Michaelson, 56, withdrew his lawsuit last month and moved his claims to the Financial Industry Regulatory Authority, an industry group that arbitrates disputes with brokers, according to his lawyer, Christopher Vernon of Vernon Litigation Group in Naples. Vernon, who became Michaelson’s lawyer in October, said these types of disputes are typically handled in arbitration.

UBS didn’t file a response to Michaelson’s lawsuit before it was withdrawn.

STARBUCKS PITCH

Investors in the structured product bought notes whose value was tied to an index called the V10. Marketing documents on UBS’s website show how the index was calculated: First, currencies from the Group of 10 countries are ranked daily by their one-month interest rates. Using forward contracts, the bank bets that the three highest-yielding currencies will advance and the three lowest will decline. When volatility rises above a predetermined level, the positions are reversed.

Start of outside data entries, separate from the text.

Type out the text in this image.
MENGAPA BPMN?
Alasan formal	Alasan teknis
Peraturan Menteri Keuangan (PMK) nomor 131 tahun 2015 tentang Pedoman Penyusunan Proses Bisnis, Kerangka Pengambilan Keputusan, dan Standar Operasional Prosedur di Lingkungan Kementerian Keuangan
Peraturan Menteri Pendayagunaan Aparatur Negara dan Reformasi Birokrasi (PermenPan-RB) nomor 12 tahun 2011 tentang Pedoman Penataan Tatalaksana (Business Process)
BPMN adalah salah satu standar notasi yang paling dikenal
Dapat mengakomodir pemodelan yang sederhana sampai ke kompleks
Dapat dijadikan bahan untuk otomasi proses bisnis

Over coffee at a Starbucks near his house and in phone calls in 2009 and 2010, representatives from UBS’s wealth- management office in Naples pressed Michaelson, who had an investment account at the bank, to take out a loan and invest it in the V10 product, according to the complaint filed in U.S. District Court in Ft. Myers, Florida.

Michaelson, who changed his name from Walter Mihailovich, was a trader in over-the-counter U.S. government bond options at NationsBank, a predecessor to Bank of America, when he was involved in a crash on the FDR Drive in Manhattan, according to Vernon. He was a Collier County co-chairman for Mitt Romney’s 2008 presidential campaign. In 2009, he filed a lawsuit against Serbia’s privatization ministry in a dispute over a tender for a building-materials company.

TOTAL LOSSES

When Michaelson agreed with UBS to replace a $1 million home-equity loan he had from another bank, the paperwork was altered after he signed so he received a business loan instead of a personal one, he said in the complaint. That meant UBS could take collateral assets equal to five times the value of his home, according to the lawsuit.

UBS employees promised the V10 notes would give him annual returns of at least 7% and as much as 15% while preserving his capital, he claimed.

In mid-2010, Michaelson alleged, he received another call from UBS asking him to invest more in V10. After hearing that his investment was up $70,000, he instead decided to close the position and take his profits, at which point he was told he had in fact lost $127,000, he said in the complaint.

Michaelson’s request to sell his V10 investment was delayed as staff at UBS’s Naples office and at its trading desk in New York discussed how much they were willing to give him, according to the complaint. Meanwhile, UBS required Michaelson to repay the loan in full by mid-August 2010, he said.

Michaelson said his total losses from his dealings with UBS, including on V10, amounted to $350,000.